Des cyclistes dans une rue du centre de Milan, le 22 mai 2013 [Giuseppe Cacace / AFP] Des cyclistes dans une rue du centre de Milan, le 22 mai 2013 [Giuseppe Cacace / AFP]

Qui l'eut cru dans un pays aux embouteillages légendaires? Ces deux dernières années, les Italiens ont acheté plus de bicyclettes que de voitures, un phénomène dû à la crise, mais aussi à la prise de conscience qu'"une autre mobilité est possible".

L'écart, encore symbolique en 2011 (moins de 2.000 unités d'écart), s'est sensiblement accru en 2012 : 1,606 million de vélos achetés contre 1,402 million de voitures.

Avec un recul de 8,2% par rapport à 2011, les ventes de bicyclettes ont nettement mieux résisté à la crise que nombre d'autres secteurs, selon l'Ancma, la branche deux-roues du mouvement patronal Confindustria.
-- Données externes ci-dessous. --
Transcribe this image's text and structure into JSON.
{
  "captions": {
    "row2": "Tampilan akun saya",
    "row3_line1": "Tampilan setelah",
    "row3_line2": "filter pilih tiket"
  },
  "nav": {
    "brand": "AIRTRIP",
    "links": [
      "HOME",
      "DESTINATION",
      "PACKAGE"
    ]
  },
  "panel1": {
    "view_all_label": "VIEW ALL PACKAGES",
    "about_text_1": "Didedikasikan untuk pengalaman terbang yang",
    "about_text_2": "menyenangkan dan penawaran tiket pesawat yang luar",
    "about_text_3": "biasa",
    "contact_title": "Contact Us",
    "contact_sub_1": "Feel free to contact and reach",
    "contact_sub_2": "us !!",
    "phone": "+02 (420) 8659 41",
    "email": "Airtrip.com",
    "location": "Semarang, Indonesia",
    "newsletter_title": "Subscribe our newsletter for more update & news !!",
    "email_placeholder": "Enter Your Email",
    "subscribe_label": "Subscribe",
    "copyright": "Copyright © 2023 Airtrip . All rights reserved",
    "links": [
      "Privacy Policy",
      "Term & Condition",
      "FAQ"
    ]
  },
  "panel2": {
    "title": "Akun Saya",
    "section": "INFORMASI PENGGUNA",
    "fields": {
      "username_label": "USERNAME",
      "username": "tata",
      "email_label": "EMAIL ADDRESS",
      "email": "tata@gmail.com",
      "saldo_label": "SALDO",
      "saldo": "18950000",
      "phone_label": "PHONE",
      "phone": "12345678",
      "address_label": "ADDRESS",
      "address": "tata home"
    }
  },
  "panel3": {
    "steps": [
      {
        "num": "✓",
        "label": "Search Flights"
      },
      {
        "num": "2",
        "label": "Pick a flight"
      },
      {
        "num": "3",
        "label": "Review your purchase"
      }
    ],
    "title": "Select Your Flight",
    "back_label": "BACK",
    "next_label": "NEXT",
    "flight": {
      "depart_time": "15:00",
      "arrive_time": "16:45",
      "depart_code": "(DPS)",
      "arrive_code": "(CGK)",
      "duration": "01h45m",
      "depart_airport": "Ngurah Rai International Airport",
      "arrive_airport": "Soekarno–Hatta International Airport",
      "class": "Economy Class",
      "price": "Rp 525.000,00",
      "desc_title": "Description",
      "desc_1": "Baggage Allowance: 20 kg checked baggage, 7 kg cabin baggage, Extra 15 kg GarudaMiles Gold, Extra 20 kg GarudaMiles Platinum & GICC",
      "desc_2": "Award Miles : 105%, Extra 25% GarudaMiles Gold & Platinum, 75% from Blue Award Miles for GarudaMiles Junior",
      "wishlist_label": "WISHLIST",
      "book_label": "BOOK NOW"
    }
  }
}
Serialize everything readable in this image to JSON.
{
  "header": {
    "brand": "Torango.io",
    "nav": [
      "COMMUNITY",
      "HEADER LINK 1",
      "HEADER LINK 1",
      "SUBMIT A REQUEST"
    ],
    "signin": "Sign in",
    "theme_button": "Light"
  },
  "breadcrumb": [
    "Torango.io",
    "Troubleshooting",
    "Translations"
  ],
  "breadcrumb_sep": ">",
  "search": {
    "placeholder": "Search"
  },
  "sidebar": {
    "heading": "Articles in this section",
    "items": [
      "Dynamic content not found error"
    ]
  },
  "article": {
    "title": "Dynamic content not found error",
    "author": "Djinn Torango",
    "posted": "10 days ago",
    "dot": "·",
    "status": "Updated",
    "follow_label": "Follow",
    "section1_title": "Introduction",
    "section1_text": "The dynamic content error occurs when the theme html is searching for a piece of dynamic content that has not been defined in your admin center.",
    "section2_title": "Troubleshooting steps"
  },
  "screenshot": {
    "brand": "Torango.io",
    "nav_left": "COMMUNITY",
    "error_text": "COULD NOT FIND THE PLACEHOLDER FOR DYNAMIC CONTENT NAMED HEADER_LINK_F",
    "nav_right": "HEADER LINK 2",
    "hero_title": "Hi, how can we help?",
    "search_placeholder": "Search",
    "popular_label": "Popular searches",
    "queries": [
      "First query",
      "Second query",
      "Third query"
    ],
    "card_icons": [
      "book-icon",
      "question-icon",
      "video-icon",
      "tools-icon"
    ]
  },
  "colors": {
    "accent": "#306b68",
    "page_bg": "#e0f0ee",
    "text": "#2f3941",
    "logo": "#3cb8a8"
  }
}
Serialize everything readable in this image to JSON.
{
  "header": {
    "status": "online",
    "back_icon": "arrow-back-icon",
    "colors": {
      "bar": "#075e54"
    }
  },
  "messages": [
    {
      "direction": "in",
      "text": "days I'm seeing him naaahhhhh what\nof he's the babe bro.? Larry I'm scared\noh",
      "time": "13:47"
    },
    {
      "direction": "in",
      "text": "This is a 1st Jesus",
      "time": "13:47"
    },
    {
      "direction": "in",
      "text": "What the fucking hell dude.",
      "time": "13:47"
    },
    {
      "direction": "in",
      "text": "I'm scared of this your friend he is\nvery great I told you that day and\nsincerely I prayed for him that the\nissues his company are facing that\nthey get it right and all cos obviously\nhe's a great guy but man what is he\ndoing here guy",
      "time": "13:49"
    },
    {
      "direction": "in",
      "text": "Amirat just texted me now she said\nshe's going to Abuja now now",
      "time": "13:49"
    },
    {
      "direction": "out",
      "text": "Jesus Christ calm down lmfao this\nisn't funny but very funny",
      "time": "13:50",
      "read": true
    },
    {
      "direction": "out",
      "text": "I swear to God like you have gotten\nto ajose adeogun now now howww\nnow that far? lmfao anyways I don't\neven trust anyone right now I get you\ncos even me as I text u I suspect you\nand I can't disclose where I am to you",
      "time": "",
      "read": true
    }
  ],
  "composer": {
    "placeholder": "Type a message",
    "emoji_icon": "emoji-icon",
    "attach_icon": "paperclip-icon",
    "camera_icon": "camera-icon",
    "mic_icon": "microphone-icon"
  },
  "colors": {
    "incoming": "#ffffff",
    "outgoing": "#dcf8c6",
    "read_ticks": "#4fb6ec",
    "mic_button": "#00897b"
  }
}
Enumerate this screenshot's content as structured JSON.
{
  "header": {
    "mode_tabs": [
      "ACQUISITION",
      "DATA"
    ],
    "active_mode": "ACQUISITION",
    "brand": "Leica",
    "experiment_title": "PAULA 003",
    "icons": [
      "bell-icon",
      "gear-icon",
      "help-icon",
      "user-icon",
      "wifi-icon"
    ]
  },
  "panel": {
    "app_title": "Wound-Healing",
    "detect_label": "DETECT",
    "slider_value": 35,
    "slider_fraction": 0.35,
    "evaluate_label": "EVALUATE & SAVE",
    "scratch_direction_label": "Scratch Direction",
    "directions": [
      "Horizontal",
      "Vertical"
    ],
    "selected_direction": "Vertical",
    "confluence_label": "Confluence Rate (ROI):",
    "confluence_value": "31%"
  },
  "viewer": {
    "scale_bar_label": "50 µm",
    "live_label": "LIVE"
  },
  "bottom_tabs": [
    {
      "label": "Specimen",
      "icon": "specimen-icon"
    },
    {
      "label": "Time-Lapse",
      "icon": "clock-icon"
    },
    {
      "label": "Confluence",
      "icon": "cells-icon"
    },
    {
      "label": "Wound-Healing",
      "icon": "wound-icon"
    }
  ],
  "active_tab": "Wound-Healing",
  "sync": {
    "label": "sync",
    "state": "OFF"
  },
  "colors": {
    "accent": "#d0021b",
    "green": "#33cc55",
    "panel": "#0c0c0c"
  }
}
A l'inverse, le secteur automobile s'est retrouvé pris dans ce que le bouillant patron de Fiat, Sergio Marchionne, qualifie de "Carmageddon", avec un effondrement des ventes de 20% en 2012.

Des chiffres qui reflètent une crise du pouvoir d'achat après près de deux ans de forte récession, mais pas seulement, estime Giulietta Pagliaccio, présidente de la Fédération italienne des amis de la Bicyclette (Fiab).

"La crise économique a eu des répercussions sur toute la vie des gens, y compris les déplacements. Mais c'est aussi une petite révolution en termes de style de vie. Nous rencontrons beaucoup de gens qui ont redécouvert ce moyen de locomotion, sa commodité, sa simplicité, sa rapidité pour les petits déplacements", affirme-t-elle.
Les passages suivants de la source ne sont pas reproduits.